I’m also very proud of what that has brought to Swedish Medical Center; we are in the news, in the media, we have recognition. Seattle Magazine just did a write-up about Eric Eisenberg, our executive chef. I’m proud we help add value to our organization’s reputation.
I believe successful leadership means helping people find what they excel in then helping them move toward that; you must have integrity and the ability to convey a vision and establish a reason why they want to go there. I say, ‘Keep your eye on the prize.’ In room service, for example, focus on where we’re going and not on the roadblocks.
To unwind, Mike and I have talked about [hiking] the Pacific Crest Trail. We’ve done the Wonderland Trail; it’s about 90 miles and goes around Mt. Rainier. There’s about 22,000 feet of elevation gain and absolutely incredible scenery. It’s really fun to climb with people you’ve climbed with before.

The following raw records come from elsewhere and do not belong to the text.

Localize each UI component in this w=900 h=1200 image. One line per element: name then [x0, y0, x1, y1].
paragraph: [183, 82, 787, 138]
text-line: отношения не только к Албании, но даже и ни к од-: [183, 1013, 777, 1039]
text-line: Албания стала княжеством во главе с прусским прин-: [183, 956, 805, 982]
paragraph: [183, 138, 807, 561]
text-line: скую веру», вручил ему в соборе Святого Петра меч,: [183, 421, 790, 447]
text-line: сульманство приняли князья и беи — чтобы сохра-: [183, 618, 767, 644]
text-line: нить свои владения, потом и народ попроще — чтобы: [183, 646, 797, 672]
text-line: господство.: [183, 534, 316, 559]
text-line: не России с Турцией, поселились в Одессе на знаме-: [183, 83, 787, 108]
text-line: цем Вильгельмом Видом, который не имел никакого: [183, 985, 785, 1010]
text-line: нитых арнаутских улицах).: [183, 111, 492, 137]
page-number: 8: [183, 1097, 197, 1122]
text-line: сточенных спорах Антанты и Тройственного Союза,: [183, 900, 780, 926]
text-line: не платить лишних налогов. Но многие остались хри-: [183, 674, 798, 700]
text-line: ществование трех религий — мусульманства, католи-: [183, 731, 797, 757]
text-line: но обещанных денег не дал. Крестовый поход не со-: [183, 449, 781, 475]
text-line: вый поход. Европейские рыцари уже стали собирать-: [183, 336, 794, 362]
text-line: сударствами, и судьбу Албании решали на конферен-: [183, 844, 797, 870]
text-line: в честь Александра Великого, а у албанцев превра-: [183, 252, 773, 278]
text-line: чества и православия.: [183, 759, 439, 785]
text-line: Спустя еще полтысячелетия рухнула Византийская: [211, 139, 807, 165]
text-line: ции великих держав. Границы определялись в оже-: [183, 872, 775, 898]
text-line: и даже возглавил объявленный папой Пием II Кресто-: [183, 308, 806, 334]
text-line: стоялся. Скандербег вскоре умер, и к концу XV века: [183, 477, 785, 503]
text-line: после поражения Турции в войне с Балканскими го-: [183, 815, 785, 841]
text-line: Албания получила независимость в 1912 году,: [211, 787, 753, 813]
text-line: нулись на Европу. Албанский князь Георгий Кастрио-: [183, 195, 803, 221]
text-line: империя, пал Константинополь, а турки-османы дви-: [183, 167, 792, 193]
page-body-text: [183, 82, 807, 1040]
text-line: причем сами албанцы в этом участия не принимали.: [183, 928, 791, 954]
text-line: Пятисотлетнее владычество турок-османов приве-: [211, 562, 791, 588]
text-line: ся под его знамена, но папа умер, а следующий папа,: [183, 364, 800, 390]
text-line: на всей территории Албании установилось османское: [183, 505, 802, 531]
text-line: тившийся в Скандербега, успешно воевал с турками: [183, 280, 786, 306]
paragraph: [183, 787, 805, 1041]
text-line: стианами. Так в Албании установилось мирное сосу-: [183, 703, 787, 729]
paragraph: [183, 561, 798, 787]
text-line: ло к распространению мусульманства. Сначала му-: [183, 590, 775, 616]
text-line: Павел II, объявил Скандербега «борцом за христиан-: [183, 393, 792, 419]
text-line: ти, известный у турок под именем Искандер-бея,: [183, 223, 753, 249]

My goals yet to achieve? Maybe it’s a pipe dream, but I’d like to be on the speaker circuit—I love to share with people. The other goal I’m setting out to do: at the end of February we celebrated the 10th birthday of room service and I want to pioneer the next generation. I think the whole piece about how consumers are demanding more information about their food can be addressed. One thing that drives room service is choice. Maybe there needs to be fewer choices of better things, taking it to the next level while being sensitive to the constraints of healthcare. So how we reinvent this will have to be cost-conscious, good quality and address how to produce it with the resources you have.”